Ik ga heen gelijk een schaduw, wanneer zij zich neigt; ik worde omgedreven als een sprinkhaan.
24 My knees totter from fasting, my flesh is shrivelled and spare.
Mijn knieen struikelen van vasten, en mijn vlees is vermagerd, zodat er geen vet aan is.
25 They heap insults upon me: when they see me, they shake their head.
Nog ben ik hun een smaad; als zij mij zien, zo schudden zij hun hoofd.
26 Help me, O Lord my God, and save me in your kindness.
Help mij, HEERE, mijn God! verlos mij naar Uw goedertierenheid.
27 Teach them that this is your hand, and your own doing, O Lord.
Opdat zij weten, dat dit Uw hand is, dat Gij het, HEERE! gedaan hebt.
28 Let them curse, if only you bless.

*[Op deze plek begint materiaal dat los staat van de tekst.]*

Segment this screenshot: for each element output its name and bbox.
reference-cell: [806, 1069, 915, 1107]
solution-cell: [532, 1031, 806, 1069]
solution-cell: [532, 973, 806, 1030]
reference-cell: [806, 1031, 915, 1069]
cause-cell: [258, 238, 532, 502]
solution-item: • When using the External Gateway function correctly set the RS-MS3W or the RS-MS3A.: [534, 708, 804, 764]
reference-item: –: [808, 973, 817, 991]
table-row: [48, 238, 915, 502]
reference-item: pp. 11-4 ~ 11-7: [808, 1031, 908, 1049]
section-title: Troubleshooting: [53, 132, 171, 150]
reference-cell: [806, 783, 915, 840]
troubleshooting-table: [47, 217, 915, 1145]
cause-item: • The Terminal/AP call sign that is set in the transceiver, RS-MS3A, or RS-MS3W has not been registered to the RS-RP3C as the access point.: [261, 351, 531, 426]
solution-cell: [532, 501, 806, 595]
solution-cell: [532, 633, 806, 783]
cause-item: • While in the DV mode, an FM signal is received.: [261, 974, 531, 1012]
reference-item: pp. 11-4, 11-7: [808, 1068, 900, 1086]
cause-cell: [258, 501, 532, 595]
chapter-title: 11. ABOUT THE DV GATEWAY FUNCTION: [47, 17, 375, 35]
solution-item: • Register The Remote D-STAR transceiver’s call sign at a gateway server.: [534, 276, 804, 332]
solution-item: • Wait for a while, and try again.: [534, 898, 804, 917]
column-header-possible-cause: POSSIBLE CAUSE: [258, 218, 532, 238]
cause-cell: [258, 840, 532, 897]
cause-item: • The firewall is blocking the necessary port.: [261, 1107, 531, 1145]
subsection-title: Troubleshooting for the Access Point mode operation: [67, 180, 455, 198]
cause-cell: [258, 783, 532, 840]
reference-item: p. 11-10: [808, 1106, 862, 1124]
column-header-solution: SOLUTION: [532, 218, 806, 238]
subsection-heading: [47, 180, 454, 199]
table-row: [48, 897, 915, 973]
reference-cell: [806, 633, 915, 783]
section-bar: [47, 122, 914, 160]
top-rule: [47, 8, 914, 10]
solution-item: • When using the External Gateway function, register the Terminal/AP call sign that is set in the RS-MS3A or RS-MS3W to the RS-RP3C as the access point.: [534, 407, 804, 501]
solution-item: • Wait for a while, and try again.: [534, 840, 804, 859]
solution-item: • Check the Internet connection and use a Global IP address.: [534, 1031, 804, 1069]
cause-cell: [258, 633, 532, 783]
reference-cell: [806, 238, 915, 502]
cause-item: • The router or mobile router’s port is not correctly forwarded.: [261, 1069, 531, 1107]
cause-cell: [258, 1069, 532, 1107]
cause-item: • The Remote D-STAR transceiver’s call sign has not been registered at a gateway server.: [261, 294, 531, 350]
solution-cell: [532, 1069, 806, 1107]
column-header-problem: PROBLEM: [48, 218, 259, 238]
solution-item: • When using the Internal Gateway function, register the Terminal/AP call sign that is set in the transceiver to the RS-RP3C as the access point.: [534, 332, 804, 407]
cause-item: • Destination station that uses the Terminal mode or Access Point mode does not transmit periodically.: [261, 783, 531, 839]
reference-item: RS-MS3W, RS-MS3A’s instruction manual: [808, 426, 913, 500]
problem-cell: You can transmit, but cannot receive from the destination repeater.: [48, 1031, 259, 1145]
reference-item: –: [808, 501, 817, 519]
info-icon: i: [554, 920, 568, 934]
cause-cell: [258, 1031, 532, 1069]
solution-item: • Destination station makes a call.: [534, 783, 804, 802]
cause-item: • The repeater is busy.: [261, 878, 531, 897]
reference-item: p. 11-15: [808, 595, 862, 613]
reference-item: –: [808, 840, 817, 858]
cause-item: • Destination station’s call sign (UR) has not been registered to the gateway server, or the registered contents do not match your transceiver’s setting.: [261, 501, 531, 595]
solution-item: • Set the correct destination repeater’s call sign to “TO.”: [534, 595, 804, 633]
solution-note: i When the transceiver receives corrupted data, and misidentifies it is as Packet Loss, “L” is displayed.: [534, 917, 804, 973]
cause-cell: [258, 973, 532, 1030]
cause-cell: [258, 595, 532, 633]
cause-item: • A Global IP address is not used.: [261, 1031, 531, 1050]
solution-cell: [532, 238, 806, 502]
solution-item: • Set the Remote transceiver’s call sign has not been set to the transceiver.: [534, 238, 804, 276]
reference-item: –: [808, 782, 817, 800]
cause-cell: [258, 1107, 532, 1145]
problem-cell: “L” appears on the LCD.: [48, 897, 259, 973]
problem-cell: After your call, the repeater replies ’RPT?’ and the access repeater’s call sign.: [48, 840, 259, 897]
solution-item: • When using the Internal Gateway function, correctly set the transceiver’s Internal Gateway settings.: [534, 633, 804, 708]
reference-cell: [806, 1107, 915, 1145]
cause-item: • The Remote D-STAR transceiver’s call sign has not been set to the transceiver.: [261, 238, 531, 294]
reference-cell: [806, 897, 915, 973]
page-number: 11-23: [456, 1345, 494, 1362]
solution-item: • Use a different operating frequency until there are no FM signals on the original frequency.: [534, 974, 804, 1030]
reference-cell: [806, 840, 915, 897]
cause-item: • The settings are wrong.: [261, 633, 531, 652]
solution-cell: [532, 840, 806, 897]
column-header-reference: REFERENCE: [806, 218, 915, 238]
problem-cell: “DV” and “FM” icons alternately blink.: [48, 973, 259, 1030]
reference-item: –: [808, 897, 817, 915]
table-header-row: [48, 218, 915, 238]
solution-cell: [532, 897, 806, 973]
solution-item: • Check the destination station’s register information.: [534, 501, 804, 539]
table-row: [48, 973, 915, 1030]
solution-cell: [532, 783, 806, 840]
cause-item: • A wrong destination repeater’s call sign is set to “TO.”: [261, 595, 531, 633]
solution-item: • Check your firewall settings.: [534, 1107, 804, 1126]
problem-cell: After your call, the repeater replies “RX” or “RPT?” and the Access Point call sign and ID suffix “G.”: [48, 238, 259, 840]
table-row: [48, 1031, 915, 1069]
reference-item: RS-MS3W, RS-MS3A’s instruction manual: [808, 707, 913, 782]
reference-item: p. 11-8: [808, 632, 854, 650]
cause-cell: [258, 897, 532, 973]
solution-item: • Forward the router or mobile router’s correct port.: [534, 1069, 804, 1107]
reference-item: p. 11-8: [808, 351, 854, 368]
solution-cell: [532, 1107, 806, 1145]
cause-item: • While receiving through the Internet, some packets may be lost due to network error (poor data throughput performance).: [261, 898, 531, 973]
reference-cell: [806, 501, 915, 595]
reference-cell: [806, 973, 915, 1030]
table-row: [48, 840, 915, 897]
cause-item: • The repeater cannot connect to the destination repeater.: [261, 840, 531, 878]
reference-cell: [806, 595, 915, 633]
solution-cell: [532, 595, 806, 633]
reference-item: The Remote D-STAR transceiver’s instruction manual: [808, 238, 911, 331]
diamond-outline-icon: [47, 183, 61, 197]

Put my assailants to shame, and make your servant glad.
Laat hen vloeken, maar zegen Gij; laat hen zich opmaken, maar dat zij beschaamd worden; doch dat zich Uw knecht verblijde.
29 My opponents be clothed with dishonor, and wrapped in a robe of shame.
Laat mijn tegenstanders met schande bekleed worden, en dat zij met hun beschaamdheid zich bedekken, als met een mantel.
30 I give thanks to you, Lord, with loud voice, I give praise in the midst of the throng;
Ik zal den HEERE met mijn mond zeer loven, en in het midden van velen zal ik Hem prijzen.
31 for he stands by the poor, at his right hand, to save them from those who condemn them.
Want Hij zal den nooddruftige ter rechterhand staan, om hem te verlossen van degenen, die zijn ziel veroordelen.